Built in the mid-20th century, the marina is now the second largest man-made harbor in the world, consisting of 401 acres of land and 403 acres of water. The surrounding land, all owned by Los Angeles County, has been redeveloped through long-term land leases into a mix of boating facilities, multi-family housing, hotels, restaurants and other spaces civics.

Hunter Kerhart Architectural photography.

“Since its creation, [Marina del Rey] was largely developed on a plot-by-plot basis, with the county leasing its land and water to individual private developers,” Mitchell wrote in a motion presented at the July 12 meeting of the Board of Supervisors. “Given the evolution of [Marina del Rey] and the needs of the county’s growing and diverse population, continued development under this piecemeal approach is unsustainable and would prevent a historic opportunity to make [Marina del Rey] accessible to the broadest and most diverse spectrum of visitors and locals since its inception.”

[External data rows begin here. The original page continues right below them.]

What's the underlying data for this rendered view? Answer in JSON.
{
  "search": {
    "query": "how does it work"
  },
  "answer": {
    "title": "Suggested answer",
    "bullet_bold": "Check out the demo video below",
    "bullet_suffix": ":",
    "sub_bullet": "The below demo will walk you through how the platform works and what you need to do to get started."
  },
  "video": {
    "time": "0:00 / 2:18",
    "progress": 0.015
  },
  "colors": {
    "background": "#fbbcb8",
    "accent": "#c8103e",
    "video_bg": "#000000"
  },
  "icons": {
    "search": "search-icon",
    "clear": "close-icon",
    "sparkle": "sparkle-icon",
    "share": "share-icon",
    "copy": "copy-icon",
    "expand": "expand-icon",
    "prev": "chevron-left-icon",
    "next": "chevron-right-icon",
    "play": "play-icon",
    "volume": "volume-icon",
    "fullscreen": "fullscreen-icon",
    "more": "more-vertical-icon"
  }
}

Since 2014, development in the unincorporated community has been driven by the Marina del Rey Vision statement, which aimed to transform the region into a more regional and touristic destination. While recent years have seen the construction of new lodging, hotelsand open public space to the neighborhood, a widespread overhaul proved elusive.

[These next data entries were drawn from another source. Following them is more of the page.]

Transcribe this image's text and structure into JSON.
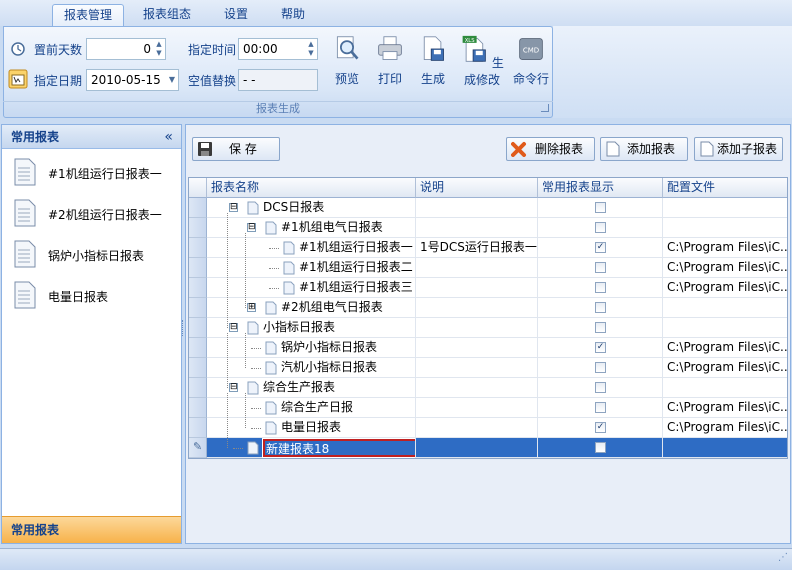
{
  "tabs": [
    {
      "label": "报表管理",
      "active": true
    },
    {
      "label": "报表组态",
      "active": false
    },
    {
      "label": "设置",
      "active": false
    },
    {
      "label": "帮助",
      "active": false
    }
  ],
  "ribbon": {
    "days_before_label": "置前天数",
    "days_before_value": "0",
    "date_label": "指定日期",
    "date_value": "2010-05-15",
    "time_label": "指定时间",
    "time_value": "00:00",
    "null_replace_label": "空值替换",
    "null_replace_value": "- -",
    "buttons": [
      "预览",
      "打印",
      "生成",
      "生成修改",
      "命令行"
    ],
    "cmd_icon_text": "CMD",
    "xls_icon_text": "XLS",
    "group_title": "报表生成"
  },
  "left_panel": {
    "title": "常用报表",
    "collapse_glyph": "«",
    "items": [
      "#1机组运行日报表一",
      "#2机组运行日报表一",
      "锅炉小指标日报表",
      "电量日报表"
    ],
    "footer": "常用报表"
  },
  "toolbar": {
    "save_label": "保  存",
    "delete_label": "删除报表",
    "add_label": "添加报表",
    "add_child_label": "添加子报表"
  },
  "grid": {
    "columns": [
      "报表名称",
      "说明",
      "常用报表显示",
      "配置文件"
    ],
    "rows": [
      {
        "name": "DCS日报表",
        "desc": "",
        "checked": false,
        "config": ""
      },
      {
        "name": "#1机组电气日报表",
        "desc": "",
        "checked": false,
        "config": ""
      },
      {
        "name": "#1机组运行日报表一",
        "desc": "1号DCS运行日报表一",
        "checked": true,
        "config": "C:\\Program Files\\iC..."
      },
      {
        "name": "#1机组运行日报表二",
        "desc": "",
        "checked": false,
        "config": "C:\\Program Files\\iC..."
      },
      {
        "name": "#1机组运行日报表三",
        "desc": "",
        "checked": false,
        "config": "C:\\Program Files\\iC..."
      },
      {
        "name": "#2机组电气日报表",
        "desc": "",
        "checked": false,
        "config": ""
      },
      {
        "name": "小指标日报表",
        "desc": "",
        "checked": false,
        "config": ""
      },
      {
        "name": "锅炉小指标日报表",
        "desc": "",
        "checked": true,
        "config": "C:\\Program Files\\iC..."
      },
      {
        "name": "汽机小指标日报表",
        "desc": "",
        "checked": false,
        "config": "C:\\Program Files\\iC..."
      },
      {
        "name": "综合生产报表",
        "desc": "",
        "checked": false,
        "config": ""
      },
      {
        "name": "综合生产日报",
        "desc": "",
        "checked": false,
        "config": "C:\\Program Files\\iC..."
      },
      {
        "name": "电量日报表",
        "desc": "",
        "checked": true,
        "config": "C:\\Program Files\\iC..."
      },
      {
        "name": "新建报表18",
        "desc": "",
        "checked": false,
        "config": ""
      }
    ],
    "expanders": [
      "⊟",
      "⊟",
      "⊞",
      "⊟",
      "⊟"
    ],
    "edit_glyph": "✎",
    "check_glyph": "✓"
  },
  "colors": {
    "accent": "#2e6cc4",
    "footer_orange": "#f7b24a",
    "edit_border": "#c02020"
  }
}
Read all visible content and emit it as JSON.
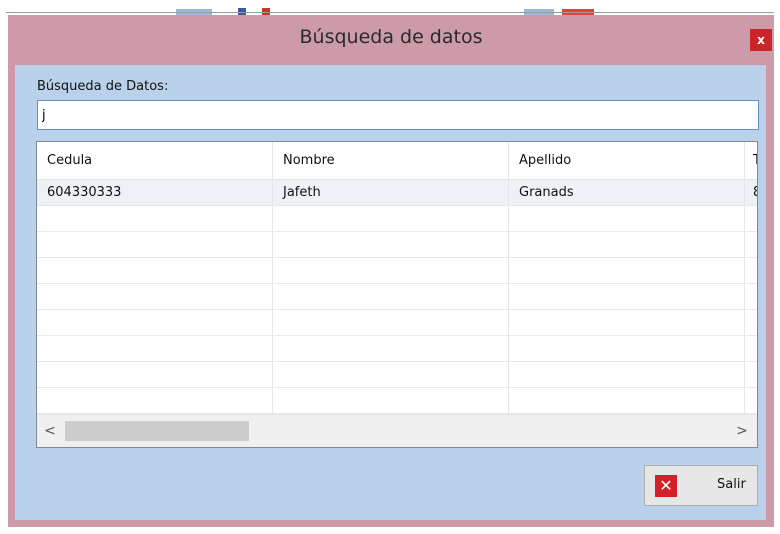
{
  "window": {
    "title": "Búsqueda de datos",
    "close_label": "x"
  },
  "search": {
    "label": "Búsqueda de Datos:",
    "value": "j"
  },
  "table": {
    "columns": [
      "Cedula",
      "Nombre",
      "Apellido",
      "T"
    ],
    "rows": [
      [
        "604330333",
        "Jafeth",
        "Granads",
        "8"
      ]
    ]
  },
  "scrollbar": {
    "left_arrow": "<",
    "right_arrow": ">"
  },
  "actions": {
    "salir_label": "Salir",
    "salir_icon": "✕"
  },
  "colors": {
    "title_bar": "#cc9aa9",
    "client_bg": "#b9d1ea",
    "close_button": "#c8262a",
    "salir_icon": "#d4202a"
  }
}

Mitchell, as the new county-level representative for the community, sees an update to the vision statement as an opportunity to not only shape a more cohesive vision for the marina, but also address historical issues such as historic redlining and racist practices in coastal communities. , such as limiting the access of communities of color to the beach.

“By strategically planning the long-term use of county property, we can help achieve important council policies and initiatives, including equity, inclusion and poverty reduction, and justice. environmental protection, providing affordable housing, and improving tenant and labor protections,” Mitchell wrote. “In addition, we have the opportunity to achieve DBH’s strategic goals, including the improving public access to [Marina del Rey]sustained coastal vitality and environmental stewardship.”

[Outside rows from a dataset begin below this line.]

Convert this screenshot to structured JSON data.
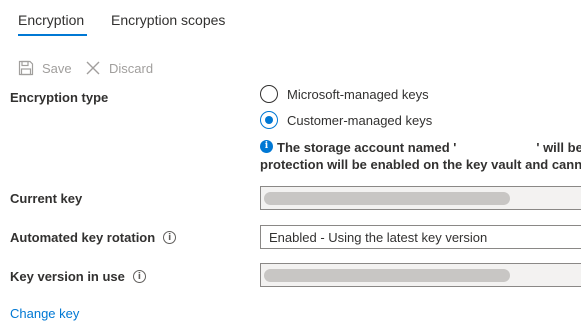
{
  "tabs": [
    {
      "label": "Encryption",
      "active": true
    },
    {
      "label": "Encryption scopes",
      "active": false
    }
  ],
  "toolbar": {
    "save_label": "Save",
    "discard_label": "Discard",
    "save_icon": "floppy-disk-icon",
    "discard_icon": "close-icon"
  },
  "encryption_type": {
    "label": "Encryption type",
    "options": [
      {
        "label": "Microsoft-managed keys",
        "selected": false
      },
      {
        "label": "Customer-managed keys",
        "selected": true
      }
    ]
  },
  "notice": {
    "icon": "info-icon",
    "line1_start": "The storage account named '",
    "line1_end": "' will be g",
    "line2": "protection will be enabled on the key vault and cann"
  },
  "current_key": {
    "label": "Current key"
  },
  "rotation": {
    "label": "Automated key rotation",
    "value": "Enabled - Using the latest key version"
  },
  "key_version": {
    "label": "Key version in use"
  },
  "change_key_link": "Change key",
  "colors": {
    "accent": "#0078d4",
    "disabled": "#a19f9d",
    "text": "#323130"
  }
}
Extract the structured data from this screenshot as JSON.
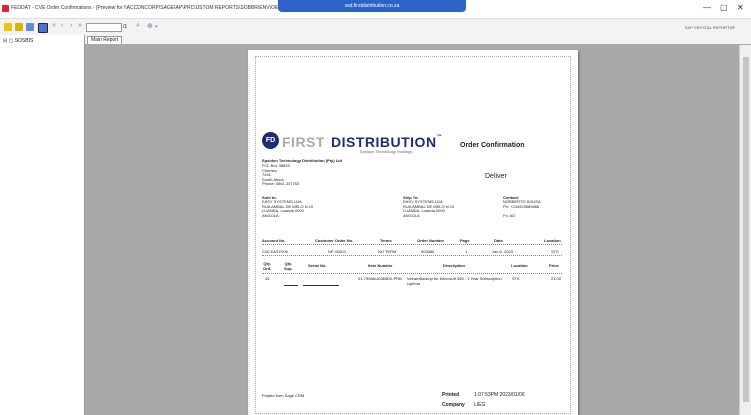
{
  "window": {
    "title": "FEDDAT - CVE Order Confirmations - [Preview for \\\\ACCDNCORP\\SAGE\\AP\\PRC\\USTOM REPORTS\\SOBBR\\ENV\\OECONF01.CPT]",
    "remote_title": "ssd.firstdistribution.co.za",
    "controls": {
      "minimize": "—",
      "maximize": "▢",
      "close": "✕"
    }
  },
  "toolbar": {
    "page_of": "/1",
    "sap_label": "SAP CRYSTAL REPORTS®"
  },
  "tree": {
    "root": "SOSBIS"
  },
  "tabs": [
    "Main Report"
  ],
  "report": {
    "logo": {
      "mark": "FD",
      "first": "FIRST",
      "dist": "DISTRIBUTION",
      "tm": "™",
      "sub": "Epsidon Technology Holdings"
    },
    "title": "Order Confirmation",
    "company": "Epsidon Technology Distribution (Pty) Ltd",
    "company_address": "P.O. Box 38825\nChemex\n7441\nSouth Africa\nPhone: 0861 347763",
    "deliver": "Deliver",
    "sold_to_label": "Sold to:",
    "sold_to": "EASY SYSTEMS LDA\nRUA AMBAL DE MELO N.10\nLUANDA, Luanda 0000\nANGOLA",
    "ship_to_label": "Ship To:",
    "ship_to": "EASY SYSTEMS LDA\nRUA AMBAL DE MELO N.10\nLUANDA, Luanda 0000\nANGOLA",
    "contact_label": "Contact:",
    "contact": "NORBERTO SOUSA\nPh: +244923589868\n\nFx: AO",
    "header_cols": {
      "account": "Account No.",
      "customer_order": "Customer Order No.",
      "terms": "Terms",
      "order_number": "Order Number",
      "page": "Page",
      "date": "Date",
      "location": "Location"
    },
    "header_vals": {
      "account": "C00 EASY006",
      "customer_order": "NP 00003",
      "terms": "NO TERM",
      "order_number": "903686",
      "page": "1",
      "date": "Jan 6, 2023",
      "location": "STK"
    },
    "item_cols": {
      "qty_ord": "Qty.\nOrd.",
      "qty_sup": "Qty.\nSup.",
      "serial": "Serial No.",
      "item_number": "Item Number",
      "description": "Description",
      "location": "Location",
      "price": "Price"
    },
    "item": {
      "qty": "45",
      "item_number": "01-7998AU6365D0-PRB",
      "description": "VeeamBackup for Microsoft 365 - 1 Year Subscription\nUpfront",
      "location": "STK",
      "price": "21.00"
    },
    "footer_left": "Posted from Sage CRM",
    "printed_label": "Printed",
    "printed_value": "1:07:53PM   2023/01/06",
    "company_label": "Company",
    "company_value": "LIEG"
  }
}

Mitchell’s motion, which passed Council, directs county staff to report on potential strategies to modify the 2014 vision statement. Potential additions outlined in the motion include:

  • Iincreased inclusiveness and accessibility of Marina del Rey and its waterfront amenities for all county residents and visitors, including via public or multimodal transportation;
  • Increased emphasis on community-serving amenities and opportunity to integrate youth-oriented programs;
  • Sustainable and equitable development and business practices, including LEED Gold certification, payment of prevailing wage, and compliance with applicable county policies such as Local and Targeted Worker Hire and Labor Peace Policy;
  • A community aquatic center open to the public;
  • A civic center and one-stop place serving the community, to potentially
  • A new consolidation [Department of Beaches and Harbors] headquarters, an improved library and other county resources;
  • Increased or improved park and open spaces for public enjoyment;
  • Expansion of public recreation spaces at Mother’s Beach and Burton Chace Park;
  • Enabling a more vibrant waterfront with a range of free and low-cost recreational and community programs available to all;
  • Incorporation of public art elements;
  • New and improved visual identification of Marina del Rey as a destination/community, including monument, wayfinding, placemaking/landmark and informational/interpretive signage, etc. ;
  • Reduced use of county properties for surface parking lots;
  • Enhanced tenant and labor protections;
  • Increase in the supply of affordable housing and “missing middlemen”;
  • Protection and expansion of wildlife habitats, especially seabird rookeries; and
  • Protection and enhancement of strategic scenic resources, particularly the marina and ocean view corridors.

A report is expected in approximately 180 days.